Following the flag raising, 100 kids ran papier-mâché doves around the stadium symbolising the peaceful gathering of athletes from across the world. This was followed by a playing of portions of Atlanta native son, Dr. Martin Luther King Jr.'s I Have a Dream speech which he delivered in 1963 with a gospel choir by the Centennial Olympic Choir and played by Atlanta Symphony Orchestra.

Finally, Olympic heroes from the past were honored including Leon Štukelj who was then the oldest living gold medalist, having earned his first gold in the 1924 Paris Olympics.

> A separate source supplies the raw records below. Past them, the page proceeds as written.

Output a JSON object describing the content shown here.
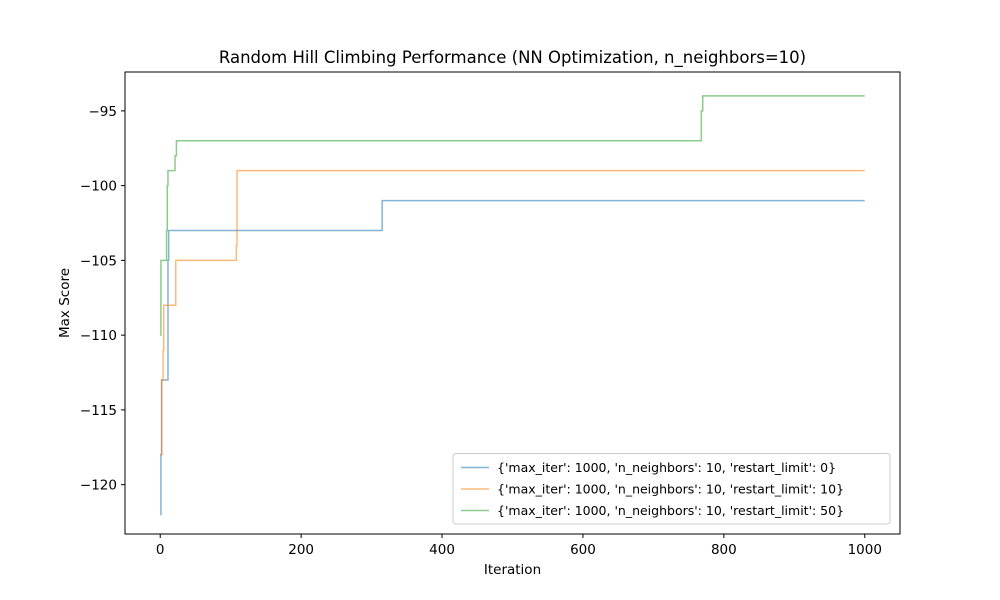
{
  "chart_data": {
    "type": "line",
    "title": "Random Hill Climbing Performance (NN Optimization, n_neighbors=10)",
    "xlabel": "Iteration",
    "ylabel": "Max Score",
    "xlim": [
      -50,
      1050
    ],
    "ylim": [
      -123.3,
      -92.4
    ],
    "xticks": [
      0,
      200,
      400,
      600,
      800,
      1000
    ],
    "yticks": [
      -120,
      -115,
      -110,
      -105,
      -100,
      -95
    ],
    "xtick_labels": [
      "0",
      "200",
      "400",
      "600",
      "800",
      "1000"
    ],
    "ytick_labels": [
      "−120",
      "−115",
      "−110",
      "−105",
      "−100",
      "−95"
    ],
    "grid": false,
    "legend_position": "lower-right",
    "series": [
      {
        "name": "{'max_iter': 1000, 'n_neighbors': 10, 'restart_limit': 0}",
        "color": "#1f77b4",
        "x": [
          0,
          1,
          2,
          10,
          11,
          12,
          314,
          315,
          1000
        ],
        "y": [
          -122,
          -118,
          -113,
          -113,
          -105,
          -103,
          -103,
          -101,
          -101
        ]
      },
      {
        "name": "{'max_iter': 1000, 'n_neighbors': 10, 'restart_limit': 10}",
        "color": "#ff7f0e",
        "x": [
          0,
          1,
          2,
          3,
          4,
          5,
          6,
          21,
          22,
          107,
          108,
          109,
          1000
        ],
        "y": [
          -118,
          -118,
          -113,
          -113,
          -111,
          -108,
          -108,
          -108,
          -105,
          -105,
          -104,
          -99,
          -99
        ]
      },
      {
        "name": "{'max_iter': 1000, 'n_neighbors': 10, 'restart_limit': 50}",
        "color": "#2ca02c",
        "x": [
          0,
          1,
          8,
          9,
          10,
          11,
          20,
          21,
          22,
          23,
          767,
          768,
          770,
          1000
        ],
        "y": [
          -110,
          -105,
          -105,
          -103,
          -100,
          -99,
          -99,
          -98,
          -98,
          -97,
          -97,
          -95,
          -94,
          -94
        ]
      }
    ]
  }
}
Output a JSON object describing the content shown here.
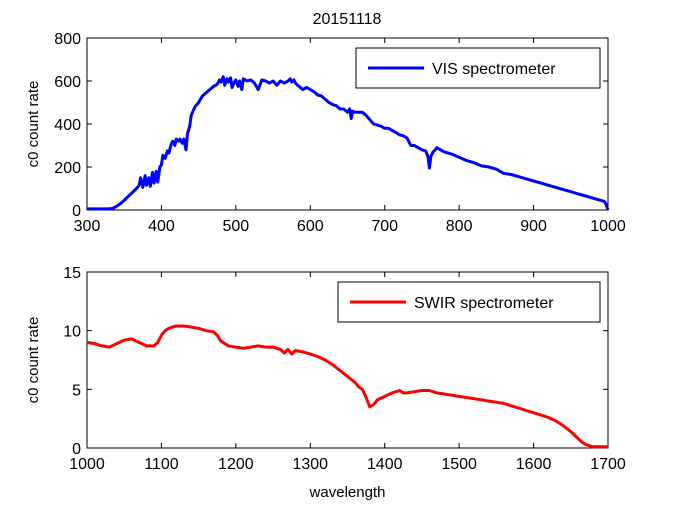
{
  "figure": {
    "title": "20151118"
  },
  "chart_data": [
    {
      "type": "line",
      "title": "20151118",
      "xlabel": "",
      "ylabel": "c0 count rate",
      "xlim": [
        300,
        1000
      ],
      "ylim": [
        0,
        800
      ],
      "xticks": [
        300,
        400,
        500,
        600,
        700,
        800,
        900,
        1000
      ],
      "yticks": [
        0,
        200,
        400,
        600,
        800
      ],
      "grid": false,
      "legend_position": "top-right",
      "series": [
        {
          "name": "VIS spectrometer",
          "color": "#0000ff",
          "x": [
            300,
            330,
            335,
            340,
            345,
            350,
            355,
            360,
            365,
            370,
            372,
            375,
            378,
            380,
            383,
            385,
            388,
            390,
            393,
            395,
            398,
            400,
            402,
            405,
            408,
            410,
            413,
            415,
            418,
            420,
            423,
            425,
            428,
            430,
            433,
            435,
            438,
            440,
            445,
            450,
            455,
            460,
            465,
            470,
            475,
            478,
            480,
            483,
            485,
            488,
            490,
            493,
            495,
            498,
            500,
            503,
            505,
            508,
            510,
            515,
            520,
            525,
            530,
            535,
            540,
            545,
            550,
            555,
            560,
            565,
            570,
            573,
            575,
            578,
            580,
            583,
            585,
            590,
            595,
            600,
            605,
            610,
            615,
            620,
            625,
            630,
            635,
            640,
            645,
            650,
            653,
            655,
            657,
            660,
            665,
            670,
            675,
            680,
            685,
            690,
            695,
            700,
            705,
            710,
            715,
            720,
            725,
            730,
            735,
            740,
            745,
            750,
            755,
            758,
            760,
            762,
            765,
            768,
            770,
            775,
            780,
            785,
            790,
            800,
            810,
            820,
            830,
            840,
            850,
            860,
            870,
            880,
            890,
            900,
            910,
            920,
            930,
            940,
            950,
            960,
            970,
            980,
            990,
            995,
            997,
            1000
          ],
          "y": [
            5,
            5,
            8,
            18,
            30,
            45,
            62,
            78,
            95,
            115,
            150,
            105,
            160,
            115,
            150,
            110,
            175,
            125,
            180,
            130,
            200,
            210,
            255,
            240,
            275,
            265,
            305,
            320,
            300,
            330,
            320,
            330,
            310,
            330,
            280,
            355,
            390,
            440,
            480,
            500,
            530,
            545,
            560,
            575,
            585,
            605,
            595,
            620,
            580,
            610,
            595,
            615,
            570,
            595,
            605,
            575,
            600,
            560,
            610,
            600,
            605,
            590,
            560,
            605,
            600,
            590,
            600,
            580,
            600,
            590,
            600,
            610,
            595,
            605,
            590,
            580,
            575,
            560,
            570,
            560,
            550,
            535,
            530,
            515,
            500,
            490,
            485,
            470,
            470,
            455,
            470,
            425,
            460,
            455,
            455,
            455,
            440,
            420,
            400,
            395,
            390,
            380,
            380,
            370,
            360,
            350,
            345,
            335,
            300,
            300,
            290,
            280,
            275,
            250,
            195,
            250,
            270,
            280,
            290,
            280,
            270,
            265,
            260,
            245,
            230,
            220,
            205,
            200,
            190,
            170,
            165,
            155,
            145,
            135,
            125,
            115,
            105,
            95,
            85,
            75,
            65,
            55,
            45,
            40,
            30,
            0
          ]
        }
      ]
    },
    {
      "type": "line",
      "title": "",
      "xlabel": "wavelength",
      "ylabel": "c0 count rate",
      "xlim": [
        1000,
        1700
      ],
      "ylim": [
        0,
        15
      ],
      "xticks": [
        1000,
        1100,
        1200,
        1300,
        1400,
        1500,
        1600,
        1700
      ],
      "yticks": [
        0,
        5,
        10,
        15
      ],
      "grid": false,
      "legend_position": "top-right",
      "series": [
        {
          "name": "SWIR spectrometer",
          "color": "#ff0000",
          "x": [
            1000,
            1010,
            1020,
            1030,
            1040,
            1050,
            1060,
            1070,
            1080,
            1090,
            1095,
            1100,
            1105,
            1110,
            1115,
            1120,
            1130,
            1140,
            1150,
            1160,
            1170,
            1175,
            1180,
            1190,
            1200,
            1210,
            1220,
            1230,
            1240,
            1250,
            1260,
            1265,
            1270,
            1275,
            1280,
            1290,
            1300,
            1310,
            1320,
            1330,
            1340,
            1350,
            1360,
            1365,
            1370,
            1375,
            1380,
            1385,
            1390,
            1400,
            1410,
            1420,
            1425,
            1430,
            1440,
            1450,
            1460,
            1470,
            1480,
            1490,
            1500,
            1510,
            1520,
            1530,
            1540,
            1550,
            1560,
            1570,
            1580,
            1590,
            1600,
            1610,
            1620,
            1630,
            1640,
            1650,
            1660,
            1665,
            1670,
            1675,
            1680,
            1690,
            1700
          ],
          "y": [
            9.0,
            8.9,
            8.7,
            8.6,
            8.9,
            9.2,
            9.3,
            9.0,
            8.7,
            8.7,
            9.0,
            9.6,
            10.0,
            10.2,
            10.3,
            10.4,
            10.4,
            10.3,
            10.2,
            10.0,
            9.9,
            9.6,
            9.1,
            8.7,
            8.6,
            8.5,
            8.6,
            8.7,
            8.6,
            8.6,
            8.4,
            8.1,
            8.4,
            8.0,
            8.3,
            8.2,
            8.0,
            7.8,
            7.5,
            7.1,
            6.6,
            6.1,
            5.6,
            5.2,
            5.0,
            4.3,
            3.5,
            3.7,
            4.1,
            4.4,
            4.7,
            4.9,
            4.7,
            4.7,
            4.8,
            4.9,
            4.9,
            4.7,
            4.6,
            4.5,
            4.4,
            4.3,
            4.2,
            4.1,
            4.0,
            3.9,
            3.8,
            3.6,
            3.4,
            3.2,
            3.0,
            2.8,
            2.6,
            2.3,
            1.9,
            1.4,
            0.8,
            0.5,
            0.3,
            0.2,
            0.1,
            0.1,
            0.1
          ]
        }
      ]
    }
  ]
}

===The Olympic flame and oaths===
Al Oerter carried the torch to the stadium and was the last to hold the torch outside of the stadium. He passed the torch to Evander Holyfield who ran with it through a network of tunnels and then made his appearance inside the stadium to a thunderous ovation on the stage in the middle of the field. Beethoven's Ninth Symphony (Ode to Joy) was played in the background. Holyfield ran with the torch down to the track and was joined by Greek athlete Voula Patoulidou. They both held the torch and made a lap around the track. This symbolized the relationship between the first and current Olympic Games. The pair then passed the torch to American swimmer Janet Evans, the penultimate torchbearer, who carried it around a lap of the track and up a long ramp leading towards the northern end of the stadium. After more than 10,000 torch bearers, Muhammad Ali, who suffered from Parkinson's disease, dramatically lit the Olympic cauldron.

Then the oaths were given. US Basketball athlete Teresa Edwards gave the Athletes' Oath on behalf of all athletes. Then diving official Hobie Billingsley delivered the officials' oath.

===The Power of the Dream===
Music completed the ceremony. First up was the song "The Power of the Dream", composed by David Foster and performed by Celine Dion, accompanied by David Foster on piano, the Atlanta Symphony Orchestra and the Centennial Choir (Morehouse College Glee Club, Spelman College Glee Club and the Atlanta Symphony Orchestra Chorus). The song became the unofficial anthem of the Atlanta games. At the Closing Ceremony, the children of Atlanta performed the song as their farewell to the world. To close the opening ceremony, Jessye Norman performed the song "Faster, Higher, Stronger," composed by Mark Watters with lyrics by Lorraine Feather.

==Anthems==
Both anthems were performed by the Atlanta Symphony Orchestra and the Centennial Olympic Choir.